The secondary index is getting scanned since you put the column in your query. The behavior you are looking for is a coming feature called Global Indexes slated for 3.0. https://issues.apache.org/jira/browse/CASSANDRA-6477

In the meantime, you could build your own lookup table even with this low of cardinality. If the point is to find everyone of a certain gender in a company, give this a try.

create table company_gender (
   company_id uuid,
   gender text,
   person_id uuid,
   PRIMARY KEY (company_id, gender)

Each company would be a partition and you could find all males or females with a single query. The bonus is that you would get paging which will be much more efficient. 


On Fri, Mar 6, 2015 at 2:56 PM, Jimmy Lin <y2klyf+work@gmail.com> wrote:
Ran into RPC timeout exception when execution a query that involve secondary index of a Boolean column when for example the company has more than 1k person.
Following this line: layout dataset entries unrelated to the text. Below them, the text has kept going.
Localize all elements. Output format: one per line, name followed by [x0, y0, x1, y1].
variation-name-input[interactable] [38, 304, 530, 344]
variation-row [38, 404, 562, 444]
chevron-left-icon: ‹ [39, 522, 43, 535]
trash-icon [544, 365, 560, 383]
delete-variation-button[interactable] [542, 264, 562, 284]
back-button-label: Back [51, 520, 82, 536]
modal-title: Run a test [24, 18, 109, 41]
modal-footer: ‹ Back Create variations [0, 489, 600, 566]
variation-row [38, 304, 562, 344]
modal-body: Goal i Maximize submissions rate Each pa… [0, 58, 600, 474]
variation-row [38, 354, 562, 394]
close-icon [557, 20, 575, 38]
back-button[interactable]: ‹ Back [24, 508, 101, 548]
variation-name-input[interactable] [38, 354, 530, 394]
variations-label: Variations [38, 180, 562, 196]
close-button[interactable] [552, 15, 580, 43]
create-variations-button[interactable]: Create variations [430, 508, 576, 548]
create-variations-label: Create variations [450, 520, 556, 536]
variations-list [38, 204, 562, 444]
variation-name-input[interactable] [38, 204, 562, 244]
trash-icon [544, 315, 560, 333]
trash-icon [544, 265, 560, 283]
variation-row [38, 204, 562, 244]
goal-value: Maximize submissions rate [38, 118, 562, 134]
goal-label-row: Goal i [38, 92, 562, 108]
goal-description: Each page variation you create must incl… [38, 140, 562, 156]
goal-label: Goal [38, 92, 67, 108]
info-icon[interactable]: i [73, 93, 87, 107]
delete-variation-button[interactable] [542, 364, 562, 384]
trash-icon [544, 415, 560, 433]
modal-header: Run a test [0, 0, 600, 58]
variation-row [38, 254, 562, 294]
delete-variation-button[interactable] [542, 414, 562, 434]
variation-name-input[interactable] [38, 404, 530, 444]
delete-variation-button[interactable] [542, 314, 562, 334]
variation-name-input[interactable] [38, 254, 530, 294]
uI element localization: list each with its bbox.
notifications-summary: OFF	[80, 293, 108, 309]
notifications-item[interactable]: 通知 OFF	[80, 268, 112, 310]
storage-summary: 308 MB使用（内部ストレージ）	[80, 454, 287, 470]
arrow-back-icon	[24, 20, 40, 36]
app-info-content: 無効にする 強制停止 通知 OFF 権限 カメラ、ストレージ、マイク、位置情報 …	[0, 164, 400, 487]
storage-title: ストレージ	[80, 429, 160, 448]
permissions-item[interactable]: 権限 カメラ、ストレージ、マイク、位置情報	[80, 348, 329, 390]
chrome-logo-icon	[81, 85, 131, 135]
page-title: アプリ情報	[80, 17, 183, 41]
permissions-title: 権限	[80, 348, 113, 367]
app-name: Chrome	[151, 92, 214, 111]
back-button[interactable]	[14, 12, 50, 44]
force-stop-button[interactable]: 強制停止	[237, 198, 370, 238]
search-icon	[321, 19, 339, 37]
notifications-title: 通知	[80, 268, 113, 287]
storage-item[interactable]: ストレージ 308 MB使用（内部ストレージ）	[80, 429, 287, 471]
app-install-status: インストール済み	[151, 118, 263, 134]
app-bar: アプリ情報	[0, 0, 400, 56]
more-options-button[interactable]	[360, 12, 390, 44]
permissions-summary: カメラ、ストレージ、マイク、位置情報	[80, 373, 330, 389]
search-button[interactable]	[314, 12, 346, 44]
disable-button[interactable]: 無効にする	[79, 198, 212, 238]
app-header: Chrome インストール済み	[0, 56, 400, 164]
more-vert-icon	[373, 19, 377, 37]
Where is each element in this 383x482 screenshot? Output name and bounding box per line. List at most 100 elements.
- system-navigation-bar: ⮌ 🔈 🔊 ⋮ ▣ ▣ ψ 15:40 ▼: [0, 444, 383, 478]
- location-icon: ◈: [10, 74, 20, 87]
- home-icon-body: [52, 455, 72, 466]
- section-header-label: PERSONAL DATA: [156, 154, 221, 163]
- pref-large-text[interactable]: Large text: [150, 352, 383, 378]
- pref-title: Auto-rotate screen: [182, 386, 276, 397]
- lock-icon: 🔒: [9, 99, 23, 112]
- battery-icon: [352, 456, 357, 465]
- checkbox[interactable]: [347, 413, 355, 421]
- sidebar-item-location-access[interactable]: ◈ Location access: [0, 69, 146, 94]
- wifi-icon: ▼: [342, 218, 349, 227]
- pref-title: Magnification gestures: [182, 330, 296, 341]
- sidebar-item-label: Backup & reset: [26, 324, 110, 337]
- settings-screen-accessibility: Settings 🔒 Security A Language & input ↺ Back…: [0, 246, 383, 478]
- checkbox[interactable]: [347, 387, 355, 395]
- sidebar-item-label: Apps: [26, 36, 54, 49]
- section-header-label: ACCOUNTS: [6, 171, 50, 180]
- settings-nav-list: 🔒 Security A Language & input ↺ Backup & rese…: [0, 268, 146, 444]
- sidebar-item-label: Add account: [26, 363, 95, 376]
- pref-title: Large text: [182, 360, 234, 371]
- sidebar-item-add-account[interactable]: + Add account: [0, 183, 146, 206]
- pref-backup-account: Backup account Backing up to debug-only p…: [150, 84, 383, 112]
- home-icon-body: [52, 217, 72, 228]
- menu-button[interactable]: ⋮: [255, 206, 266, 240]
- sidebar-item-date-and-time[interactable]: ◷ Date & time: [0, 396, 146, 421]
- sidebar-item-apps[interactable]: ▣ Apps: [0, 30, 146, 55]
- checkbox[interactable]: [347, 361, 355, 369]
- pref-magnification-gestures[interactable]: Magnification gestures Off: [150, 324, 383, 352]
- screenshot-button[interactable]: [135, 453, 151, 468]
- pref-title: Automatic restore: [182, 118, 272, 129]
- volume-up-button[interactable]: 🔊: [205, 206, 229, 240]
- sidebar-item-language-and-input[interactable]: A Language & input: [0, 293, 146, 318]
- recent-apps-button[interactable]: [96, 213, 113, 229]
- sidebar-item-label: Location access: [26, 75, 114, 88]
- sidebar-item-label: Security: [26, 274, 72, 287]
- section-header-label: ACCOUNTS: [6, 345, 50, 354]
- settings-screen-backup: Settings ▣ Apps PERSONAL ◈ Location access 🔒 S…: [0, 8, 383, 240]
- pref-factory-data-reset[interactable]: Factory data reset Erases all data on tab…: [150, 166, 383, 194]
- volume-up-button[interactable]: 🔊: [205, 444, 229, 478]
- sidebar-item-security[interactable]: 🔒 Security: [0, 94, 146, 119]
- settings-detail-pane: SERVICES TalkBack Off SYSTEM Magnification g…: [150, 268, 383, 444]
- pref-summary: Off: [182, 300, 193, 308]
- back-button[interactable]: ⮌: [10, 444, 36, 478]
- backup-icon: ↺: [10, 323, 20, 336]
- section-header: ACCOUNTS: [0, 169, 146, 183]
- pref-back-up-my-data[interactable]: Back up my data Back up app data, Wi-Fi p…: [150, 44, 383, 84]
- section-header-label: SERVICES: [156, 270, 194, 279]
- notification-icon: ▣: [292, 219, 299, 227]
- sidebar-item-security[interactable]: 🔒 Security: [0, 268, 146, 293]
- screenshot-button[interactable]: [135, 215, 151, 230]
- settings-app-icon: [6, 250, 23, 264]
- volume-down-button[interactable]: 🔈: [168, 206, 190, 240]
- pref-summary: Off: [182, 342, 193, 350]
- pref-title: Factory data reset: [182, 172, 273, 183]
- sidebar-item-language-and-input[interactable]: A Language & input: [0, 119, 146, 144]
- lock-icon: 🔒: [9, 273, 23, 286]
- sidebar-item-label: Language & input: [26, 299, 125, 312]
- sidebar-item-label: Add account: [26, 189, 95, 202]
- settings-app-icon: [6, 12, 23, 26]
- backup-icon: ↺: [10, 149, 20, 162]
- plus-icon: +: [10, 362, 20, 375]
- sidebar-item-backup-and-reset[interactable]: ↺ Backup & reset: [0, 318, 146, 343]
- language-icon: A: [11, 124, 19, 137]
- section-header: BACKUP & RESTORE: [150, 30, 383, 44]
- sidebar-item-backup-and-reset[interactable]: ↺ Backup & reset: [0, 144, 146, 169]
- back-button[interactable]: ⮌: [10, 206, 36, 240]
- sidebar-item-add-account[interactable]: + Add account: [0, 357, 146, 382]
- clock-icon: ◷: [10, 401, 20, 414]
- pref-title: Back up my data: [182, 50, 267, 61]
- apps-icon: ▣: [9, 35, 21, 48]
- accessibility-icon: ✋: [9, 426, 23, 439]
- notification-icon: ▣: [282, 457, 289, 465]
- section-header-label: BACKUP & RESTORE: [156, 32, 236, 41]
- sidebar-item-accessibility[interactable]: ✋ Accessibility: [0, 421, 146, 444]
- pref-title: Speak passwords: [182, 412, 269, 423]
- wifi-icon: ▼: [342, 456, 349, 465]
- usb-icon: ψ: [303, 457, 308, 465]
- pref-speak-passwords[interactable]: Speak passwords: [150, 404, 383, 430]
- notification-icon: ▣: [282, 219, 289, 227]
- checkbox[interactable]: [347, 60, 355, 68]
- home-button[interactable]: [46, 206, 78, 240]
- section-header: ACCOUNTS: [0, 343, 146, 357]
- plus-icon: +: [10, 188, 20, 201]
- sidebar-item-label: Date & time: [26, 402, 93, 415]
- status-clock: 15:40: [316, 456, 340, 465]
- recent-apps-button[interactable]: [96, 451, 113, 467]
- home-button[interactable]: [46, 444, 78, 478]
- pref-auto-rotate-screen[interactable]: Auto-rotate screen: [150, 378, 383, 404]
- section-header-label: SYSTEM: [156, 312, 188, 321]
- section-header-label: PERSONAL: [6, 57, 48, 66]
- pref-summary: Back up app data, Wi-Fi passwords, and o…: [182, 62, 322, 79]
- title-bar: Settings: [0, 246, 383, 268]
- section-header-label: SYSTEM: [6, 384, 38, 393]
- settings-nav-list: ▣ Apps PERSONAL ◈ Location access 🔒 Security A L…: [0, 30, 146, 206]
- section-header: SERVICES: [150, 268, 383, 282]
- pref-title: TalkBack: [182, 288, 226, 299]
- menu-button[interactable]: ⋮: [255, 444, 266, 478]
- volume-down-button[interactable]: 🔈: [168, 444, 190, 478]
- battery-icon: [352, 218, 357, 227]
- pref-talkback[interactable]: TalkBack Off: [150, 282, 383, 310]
select * from company where company_id=xxxx and isMale = true;

such extreme low cardinality of secondary index  like the other docs stated, will result in basically 2 large row those values. However, I thought since I also bounded the query with my primary partition key, won't that be first consulted and then further narrow down the result and be efficient?

Also, if I simply do
select * from company where company_id=xxxx ;
(without the AND clause on secondary index, it return right away)

Or mayb Cassandra server internal always parsing the secondary index result first?


I have a simple table

create table company {
company_id uuid,
person_id uuid,
isMale Boolean,
PRIMARY KEY (company_id, person_id)